Ainda que frise na nota a inexistência de evidência científica de contaminação por meio de alimentos, o centro lembra que carne crua ou mal passada com a presença de vírus ou bactérias pode causar intoxicação alimentar. Por fim, informa que dará seguimento às apurações e informará autoridades do Brasil e a empresa. Até ontem, isso não havia ocorrido.

Em nota, a Associação Brasileira de Proteína Animal (ABPA) informa que está apoiando a sua associada para a apresentação dos esclarecimentos, com bases técnico-científicas, assim como o Ministério da Agricultura, "para que a situação se clarifique e se restabeleça", reforçando que também não houve comunicação oficial.

Com relação ao veto filipino, a Agricultura disse em nota que a decisão "foi desproporcional" e que poderá apresentar uma Preocupação Comercial Específica na próxima reunião do Comitê da Organização Mundial do Comércio sobre Acordo Sanitário e Fitossanitário.

Guia de movimentação em dia

Pendências na emissão de guias de trânsito animal (GTA), documento necessário para a movimentação, passarão a ter tratamento mais rigoroso no Estado, conforme recomendação do Ministério da Agricultura. Até agora, a Secretaria da Agricultura orientava a regularização.

Com sistema informatizado da secretaria, será gerada ocorrência automaticamente quando vencer o prazo. Essa ocorrência prevê o bloqueio da movimentação. Em um primeiro momento, o produtor receberá advertência. Se reincidir, a propriedade será autuada.

A GTA é necessária na saída e no destino – 30 dias, a contar do recebimento dos animais.

Presidente do Fundo de Desenvolvimento e Defesa Sanitária Animal do RS, Rogério Kerber destaca que esse é um dos compromissos do produtor no avanço de status sanitário.

no radar

Subiu o custo de produção do suíno. Dado da Embrapa mostra alta de 10,93% em julho ante junho. No ano, cresceu 21,31% e, nos últimos 12 meses, 28,92%. Uma das razões é o aumento de insumos como milho e soja.

Alimento à solidariedade

Uma ação que faz bem a quem produz e a quem consome. Essa é a ideia do projeto Cesta Consciente, executado em Santa Cruz do Sul, no Vale do Rio Pardo. A primeira fase da iniciativa conjunta de Fundação Luterana de Diaconia (FLD), Conselho de Missão entre Povos Indígenas (Comin) e Centro de Apoio e Promoção da Agroecologia (Capa) será concluída amanhã.
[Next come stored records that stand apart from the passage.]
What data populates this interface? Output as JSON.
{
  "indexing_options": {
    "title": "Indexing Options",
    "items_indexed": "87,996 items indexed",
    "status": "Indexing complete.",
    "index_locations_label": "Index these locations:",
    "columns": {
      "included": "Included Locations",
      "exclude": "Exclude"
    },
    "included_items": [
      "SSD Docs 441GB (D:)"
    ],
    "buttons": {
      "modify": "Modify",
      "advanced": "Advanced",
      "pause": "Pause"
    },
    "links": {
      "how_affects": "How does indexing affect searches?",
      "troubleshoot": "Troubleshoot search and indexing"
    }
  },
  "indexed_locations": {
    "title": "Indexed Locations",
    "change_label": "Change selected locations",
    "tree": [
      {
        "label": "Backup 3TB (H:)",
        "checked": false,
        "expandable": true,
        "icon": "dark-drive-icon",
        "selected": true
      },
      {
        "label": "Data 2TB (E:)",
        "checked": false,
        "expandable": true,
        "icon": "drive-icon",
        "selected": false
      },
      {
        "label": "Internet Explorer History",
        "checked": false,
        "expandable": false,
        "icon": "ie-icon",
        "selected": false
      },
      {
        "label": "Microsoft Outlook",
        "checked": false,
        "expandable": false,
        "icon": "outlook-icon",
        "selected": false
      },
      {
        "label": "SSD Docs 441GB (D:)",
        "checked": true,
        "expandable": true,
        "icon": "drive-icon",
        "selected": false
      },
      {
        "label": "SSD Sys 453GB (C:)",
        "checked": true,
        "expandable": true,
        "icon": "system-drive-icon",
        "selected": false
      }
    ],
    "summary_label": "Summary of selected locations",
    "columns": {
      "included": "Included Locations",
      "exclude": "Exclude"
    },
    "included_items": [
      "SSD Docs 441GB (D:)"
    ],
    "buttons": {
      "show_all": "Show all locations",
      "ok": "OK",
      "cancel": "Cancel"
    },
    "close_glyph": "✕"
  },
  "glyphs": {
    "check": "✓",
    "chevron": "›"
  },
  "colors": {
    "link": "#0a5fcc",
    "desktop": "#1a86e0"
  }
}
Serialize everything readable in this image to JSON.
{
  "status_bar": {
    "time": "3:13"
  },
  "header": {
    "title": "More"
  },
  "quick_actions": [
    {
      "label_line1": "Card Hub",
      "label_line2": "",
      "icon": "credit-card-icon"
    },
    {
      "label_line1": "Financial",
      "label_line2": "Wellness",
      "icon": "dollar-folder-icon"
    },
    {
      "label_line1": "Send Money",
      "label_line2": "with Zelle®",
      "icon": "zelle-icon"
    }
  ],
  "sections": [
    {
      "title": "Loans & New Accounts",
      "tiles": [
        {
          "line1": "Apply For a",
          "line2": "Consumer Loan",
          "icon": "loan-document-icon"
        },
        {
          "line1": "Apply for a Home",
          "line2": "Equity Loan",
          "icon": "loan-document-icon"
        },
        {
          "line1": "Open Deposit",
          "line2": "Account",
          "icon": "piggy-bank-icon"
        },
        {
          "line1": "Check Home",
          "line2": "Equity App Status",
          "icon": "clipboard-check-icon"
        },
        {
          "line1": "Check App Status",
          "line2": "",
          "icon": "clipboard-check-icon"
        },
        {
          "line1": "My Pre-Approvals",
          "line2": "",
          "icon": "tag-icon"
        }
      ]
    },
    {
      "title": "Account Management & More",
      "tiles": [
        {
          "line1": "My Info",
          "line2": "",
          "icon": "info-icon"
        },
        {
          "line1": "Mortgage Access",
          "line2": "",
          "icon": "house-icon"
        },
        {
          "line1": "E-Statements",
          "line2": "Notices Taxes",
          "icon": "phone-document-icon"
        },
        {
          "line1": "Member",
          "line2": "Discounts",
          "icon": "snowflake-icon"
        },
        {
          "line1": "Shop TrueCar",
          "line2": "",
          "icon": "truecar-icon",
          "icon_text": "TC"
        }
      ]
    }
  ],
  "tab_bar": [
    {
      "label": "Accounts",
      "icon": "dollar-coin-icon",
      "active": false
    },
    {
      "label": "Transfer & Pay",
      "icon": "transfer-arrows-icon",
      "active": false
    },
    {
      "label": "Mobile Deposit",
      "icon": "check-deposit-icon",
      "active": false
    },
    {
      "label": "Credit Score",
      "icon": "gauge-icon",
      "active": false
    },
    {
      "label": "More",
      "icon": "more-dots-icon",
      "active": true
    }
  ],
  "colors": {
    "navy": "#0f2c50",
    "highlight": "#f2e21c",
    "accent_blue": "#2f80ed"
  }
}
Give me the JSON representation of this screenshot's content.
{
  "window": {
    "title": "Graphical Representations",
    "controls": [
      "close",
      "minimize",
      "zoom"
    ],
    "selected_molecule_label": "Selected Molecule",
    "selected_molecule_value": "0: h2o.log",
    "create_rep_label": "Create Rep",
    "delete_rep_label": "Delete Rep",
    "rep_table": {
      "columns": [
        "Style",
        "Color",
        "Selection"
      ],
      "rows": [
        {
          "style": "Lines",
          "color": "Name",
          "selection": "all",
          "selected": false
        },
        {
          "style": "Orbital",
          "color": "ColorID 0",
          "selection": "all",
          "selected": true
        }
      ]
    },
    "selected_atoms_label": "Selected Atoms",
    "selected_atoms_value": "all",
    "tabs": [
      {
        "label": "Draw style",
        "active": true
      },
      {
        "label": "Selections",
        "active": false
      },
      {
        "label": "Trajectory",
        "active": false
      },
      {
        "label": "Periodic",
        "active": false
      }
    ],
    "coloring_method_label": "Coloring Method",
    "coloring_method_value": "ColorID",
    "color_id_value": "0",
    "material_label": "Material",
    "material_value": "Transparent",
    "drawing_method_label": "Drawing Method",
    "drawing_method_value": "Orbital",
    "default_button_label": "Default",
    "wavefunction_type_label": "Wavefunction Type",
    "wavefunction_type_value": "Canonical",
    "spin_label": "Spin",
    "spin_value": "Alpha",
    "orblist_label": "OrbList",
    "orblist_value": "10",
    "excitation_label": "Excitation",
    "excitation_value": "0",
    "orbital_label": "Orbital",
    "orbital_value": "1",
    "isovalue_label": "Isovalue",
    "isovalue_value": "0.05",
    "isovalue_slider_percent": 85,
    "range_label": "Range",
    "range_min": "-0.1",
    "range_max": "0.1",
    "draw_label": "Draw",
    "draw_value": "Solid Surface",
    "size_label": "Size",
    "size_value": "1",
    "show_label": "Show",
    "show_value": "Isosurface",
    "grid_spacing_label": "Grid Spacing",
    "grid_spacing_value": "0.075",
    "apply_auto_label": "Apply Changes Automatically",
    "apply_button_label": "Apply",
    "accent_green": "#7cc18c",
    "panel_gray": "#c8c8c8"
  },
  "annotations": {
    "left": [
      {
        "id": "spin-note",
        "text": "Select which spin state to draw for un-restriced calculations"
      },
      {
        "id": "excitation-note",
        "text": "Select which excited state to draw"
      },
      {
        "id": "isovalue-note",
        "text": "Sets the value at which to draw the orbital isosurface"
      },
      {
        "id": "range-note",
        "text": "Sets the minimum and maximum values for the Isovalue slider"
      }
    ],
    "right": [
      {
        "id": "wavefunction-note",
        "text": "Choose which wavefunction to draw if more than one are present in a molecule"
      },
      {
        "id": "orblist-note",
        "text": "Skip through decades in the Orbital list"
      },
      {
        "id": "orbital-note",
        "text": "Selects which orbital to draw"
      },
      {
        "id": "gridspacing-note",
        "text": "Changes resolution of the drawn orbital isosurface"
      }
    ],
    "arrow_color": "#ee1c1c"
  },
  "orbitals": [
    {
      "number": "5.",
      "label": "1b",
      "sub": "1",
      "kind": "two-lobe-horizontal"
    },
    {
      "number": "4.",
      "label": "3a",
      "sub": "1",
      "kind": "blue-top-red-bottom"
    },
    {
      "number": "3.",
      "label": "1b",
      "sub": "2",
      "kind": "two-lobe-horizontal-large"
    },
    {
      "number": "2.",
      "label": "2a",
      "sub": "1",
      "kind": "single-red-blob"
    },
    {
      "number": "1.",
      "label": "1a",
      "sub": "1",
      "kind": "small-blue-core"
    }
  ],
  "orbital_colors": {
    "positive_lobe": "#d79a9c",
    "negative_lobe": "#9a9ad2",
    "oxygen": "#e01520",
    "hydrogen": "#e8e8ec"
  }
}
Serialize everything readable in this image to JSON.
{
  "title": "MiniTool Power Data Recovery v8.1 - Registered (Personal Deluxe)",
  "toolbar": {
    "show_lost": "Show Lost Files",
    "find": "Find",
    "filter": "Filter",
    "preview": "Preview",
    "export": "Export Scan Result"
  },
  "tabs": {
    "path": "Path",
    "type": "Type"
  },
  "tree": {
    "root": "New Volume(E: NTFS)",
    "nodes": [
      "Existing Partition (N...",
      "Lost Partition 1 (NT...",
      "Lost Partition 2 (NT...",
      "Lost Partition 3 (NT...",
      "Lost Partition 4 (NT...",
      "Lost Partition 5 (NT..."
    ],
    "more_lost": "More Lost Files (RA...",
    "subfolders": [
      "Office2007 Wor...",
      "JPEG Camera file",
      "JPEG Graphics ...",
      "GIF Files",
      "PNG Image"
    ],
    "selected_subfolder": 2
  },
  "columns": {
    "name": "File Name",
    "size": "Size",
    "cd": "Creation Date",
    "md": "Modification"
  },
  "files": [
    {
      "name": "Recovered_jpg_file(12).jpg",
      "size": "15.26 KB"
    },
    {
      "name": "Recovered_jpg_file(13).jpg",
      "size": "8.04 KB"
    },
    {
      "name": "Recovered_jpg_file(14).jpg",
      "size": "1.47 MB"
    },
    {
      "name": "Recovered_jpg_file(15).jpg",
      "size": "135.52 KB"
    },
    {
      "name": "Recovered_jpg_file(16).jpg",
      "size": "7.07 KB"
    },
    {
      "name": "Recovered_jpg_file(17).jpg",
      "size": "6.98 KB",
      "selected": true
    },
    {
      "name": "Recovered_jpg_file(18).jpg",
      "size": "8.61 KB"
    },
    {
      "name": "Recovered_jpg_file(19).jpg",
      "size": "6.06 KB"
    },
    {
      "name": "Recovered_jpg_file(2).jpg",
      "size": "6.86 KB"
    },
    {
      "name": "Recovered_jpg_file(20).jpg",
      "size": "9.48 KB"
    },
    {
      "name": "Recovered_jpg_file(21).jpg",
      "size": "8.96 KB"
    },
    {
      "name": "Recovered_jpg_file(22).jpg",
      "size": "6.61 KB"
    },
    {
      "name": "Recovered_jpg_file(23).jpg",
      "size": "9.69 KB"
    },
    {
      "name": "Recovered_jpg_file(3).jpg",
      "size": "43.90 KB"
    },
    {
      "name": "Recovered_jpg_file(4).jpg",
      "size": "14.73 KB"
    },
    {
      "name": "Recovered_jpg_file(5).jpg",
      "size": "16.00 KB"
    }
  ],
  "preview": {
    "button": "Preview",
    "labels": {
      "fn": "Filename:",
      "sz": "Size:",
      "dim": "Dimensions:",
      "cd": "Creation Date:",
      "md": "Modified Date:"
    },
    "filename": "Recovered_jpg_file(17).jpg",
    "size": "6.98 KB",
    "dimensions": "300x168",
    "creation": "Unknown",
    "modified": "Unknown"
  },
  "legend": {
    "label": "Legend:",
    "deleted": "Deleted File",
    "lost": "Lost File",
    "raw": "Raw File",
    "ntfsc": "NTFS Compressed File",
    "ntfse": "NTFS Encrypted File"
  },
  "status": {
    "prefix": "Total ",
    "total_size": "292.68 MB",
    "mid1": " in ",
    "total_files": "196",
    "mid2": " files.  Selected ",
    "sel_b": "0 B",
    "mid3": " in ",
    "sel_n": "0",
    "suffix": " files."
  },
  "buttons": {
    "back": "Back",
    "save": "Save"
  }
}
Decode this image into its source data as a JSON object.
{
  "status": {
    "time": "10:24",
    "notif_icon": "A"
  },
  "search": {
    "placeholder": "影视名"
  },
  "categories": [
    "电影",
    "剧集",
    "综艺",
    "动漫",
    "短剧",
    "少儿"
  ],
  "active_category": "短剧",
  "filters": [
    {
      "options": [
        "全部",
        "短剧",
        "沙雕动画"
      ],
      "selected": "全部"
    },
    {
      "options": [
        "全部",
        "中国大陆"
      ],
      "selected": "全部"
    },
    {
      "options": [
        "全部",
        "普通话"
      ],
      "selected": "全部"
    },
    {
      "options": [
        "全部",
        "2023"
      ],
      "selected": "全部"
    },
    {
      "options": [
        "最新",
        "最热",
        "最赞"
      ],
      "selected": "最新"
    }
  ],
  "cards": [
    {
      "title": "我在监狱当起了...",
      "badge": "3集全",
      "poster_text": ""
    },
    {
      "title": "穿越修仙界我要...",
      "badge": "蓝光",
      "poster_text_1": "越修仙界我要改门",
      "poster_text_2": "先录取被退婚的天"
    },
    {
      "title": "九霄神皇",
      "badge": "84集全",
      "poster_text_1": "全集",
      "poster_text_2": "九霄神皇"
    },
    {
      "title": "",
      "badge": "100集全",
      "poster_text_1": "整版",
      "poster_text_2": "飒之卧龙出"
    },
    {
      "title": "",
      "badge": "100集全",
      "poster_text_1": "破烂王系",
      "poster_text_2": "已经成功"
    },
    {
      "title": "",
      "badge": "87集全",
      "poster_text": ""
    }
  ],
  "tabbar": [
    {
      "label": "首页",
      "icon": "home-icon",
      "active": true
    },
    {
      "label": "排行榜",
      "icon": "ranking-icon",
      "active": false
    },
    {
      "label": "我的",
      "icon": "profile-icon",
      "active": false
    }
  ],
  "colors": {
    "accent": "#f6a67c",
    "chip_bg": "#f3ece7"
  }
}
Famílias de três cooperativas de catadores e recicladores receberam kits com alimentos e produtos de higiene por um período de três meses. Os itens são adquiridos de associados da Cooperativa Regional de Agricultores Familiares (Ecovale) e empreendimentos de economia solidária, a partir de doações.

– É uma ação de duplo impacto. Para quem está produzindo é tão importante quanto para quem recebe. Neste ano, teve todo impacto da estiagem, depois veio mais a pandemia – observa Melissa Lenz, coordenadora do Capa de Santa Cruz.

A redução das vendas de produtos da agricultura agroecológica durante a pandemia é estimada em até 70% – muitos dos canais, como feiras de venda direta, acabaram inviabilizados.

– É bem gratificante auxiliar outras fami´lias em situac¸a~o de vulnerabilidade social e saber que, em um momento cri´tico, va~o se alimentar com produtos sauda´veis. E colabora para a nossa renda. Ao mesmo tempo, ajudamos e somos ajudados – reforça Lori Weber ao lado do marido, Clécio (foto acima), produtores em Venâncio Aires e associados da Ecovale.

A meta da campanha é atingir 1,5 mil famílias na área de Santa Cruz. Para isso, vai em busca de R$ 450 mil em doações (combatecovid.org/cestaconsciente). Na região sul do país, a iniciativa auxiliou, desde março, 2,3 mil famílias.